Featuring Parvathy Baul, one of the few performing female bauls, the 71 year old Narayan Chandra Adhikari all in saffron, The patchwork tapestery of the bearded Shyam Sunder Das Baul and the Sreekhol (percussion) sophistry of young Bidyut Rajbongshi.






































What does Baul mean? Rootless, with no attachment? Air, like the very deep breath of meditation that takes us to divine salvation? Or is it just madness, a crazed, unconditional love for the One that sustains us all? Like all means of finding truth within and without, the tradition of Baul is an organism that encompasses all those answers.
Baul has its roots in West Bengal, India, and is of the same brand of rising-above-religion mysticism as Sufism.
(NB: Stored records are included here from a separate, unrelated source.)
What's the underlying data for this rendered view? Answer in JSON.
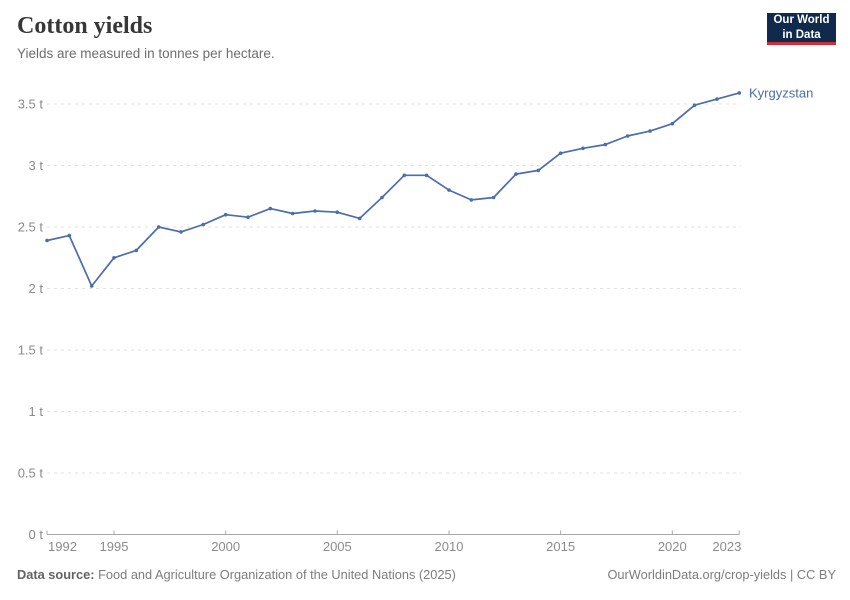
{
  "header": {
    "title": "Cotton yields",
    "subtitle": "Yields are measured in tonnes per hectare."
  },
  "logo": {
    "line1": "Our World",
    "line2": "in Data"
  },
  "footer": {
    "source_label": "Data source:",
    "source_text": "Food and Agriculture Organization of the United Nations (2025)",
    "attribution": "OurWorldinData.org/crop-yields | CC BY"
  },
  "colors": {
    "line": "#4c6cab",
    "grid": "#e2e2e2",
    "axis": "#a8a8a8",
    "tick_label": "#8b8b8b",
    "logo_bg": "#102a4c",
    "logo_red": "#d12d36"
  },
  "chart_data": {
    "type": "line",
    "title": "Cotton yields",
    "subtitle": "Yields are measured in tonnes per hectare.",
    "unit": "tonnes per hectare",
    "grid": "horizontal dashed",
    "legend_position": "end-of-line label",
    "xlim": [
      1992,
      2023
    ],
    "ylim": [
      0,
      3.5
    ],
    "xticks": [
      1992,
      1995,
      2000,
      2005,
      2010,
      2015,
      2020,
      2023
    ],
    "yticks": [
      0,
      0.5,
      1,
      1.5,
      2,
      2.5,
      3,
      3.5
    ],
    "ytick_labels": [
      "0 t",
      "0.5 t",
      "1 t",
      "1.5 t",
      "2 t",
      "2.5 t",
      "3 t",
      "3.5 t"
    ],
    "x": [
      1992,
      1993,
      1994,
      1995,
      1996,
      1997,
      1998,
      1999,
      2000,
      2001,
      2002,
      2003,
      2004,
      2005,
      2006,
      2007,
      2008,
      2009,
      2010,
      2011,
      2012,
      2013,
      2014,
      2015,
      2016,
      2017,
      2018,
      2019,
      2020,
      2021,
      2022,
      2023
    ],
    "series": [
      {
        "name": "Kyrgyzstan",
        "values": [
          2.39,
          2.43,
          2.02,
          2.25,
          2.31,
          2.5,
          2.46,
          2.52,
          2.6,
          2.58,
          2.65,
          2.61,
          2.63,
          2.62,
          2.57,
          2.74,
          2.92,
          2.92,
          2.8,
          2.72,
          2.74,
          2.93,
          2.96,
          3.1,
          3.14,
          3.17,
          3.24,
          3.28,
          3.34,
          3.49,
          3.54,
          3.59
        ]
      }
    ]
  }
}
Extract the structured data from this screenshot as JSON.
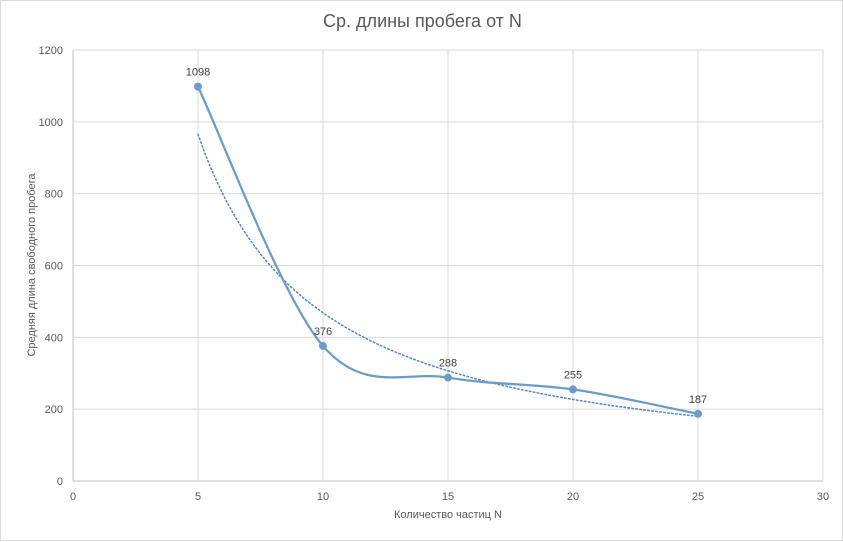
{
  "chart_data": {
    "type": "scatter",
    "title": "Ср. длины пробега от N",
    "xlabel": "Количество частиц N",
    "ylabel": "Средняя длина свободного пробега",
    "xlim": [
      0,
      30
    ],
    "ylim": [
      0,
      1200
    ],
    "x_ticks": [
      "0",
      "5",
      "10",
      "15",
      "20",
      "25",
      "30"
    ],
    "y_ticks": [
      "0",
      "200",
      "400",
      "600",
      "800",
      "1000",
      "1200"
    ],
    "grid": true,
    "series": [
      {
        "style": "smoothed-line-with-markers",
        "x": [
          5,
          10,
          15,
          20,
          25
        ],
        "y": [
          1098,
          376,
          288,
          255,
          187
        ],
        "data_labels": [
          "1098",
          "376",
          "288",
          "255",
          "187"
        ],
        "color": "#6a9ccb"
      }
    ],
    "trendline": {
      "type": "power",
      "style": "dotted",
      "x_range": [
        5,
        25
      ],
      "color": "#4f86c6"
    }
  }
}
Hindu Baul practitioners have had fakirs for gurus and vice versa, enabling this form to truly look at the individual soul placed in the larger picture without the constraints of popular religious dogmas. Its very roots lie in a rebellion against the horrors that the caste system entails. This is truly a community for anyone, woman or man, rich or poor, Guru or shishya. It doesn’t matter if the words, performance, or energy draw you to the Baul.
Unlike the moth to the flame, the light that they live in and so eagerly share is one that can lift us beyond the limitations of our existential angst. The light that can help us touch beatitude. The light of life, love and the infinite.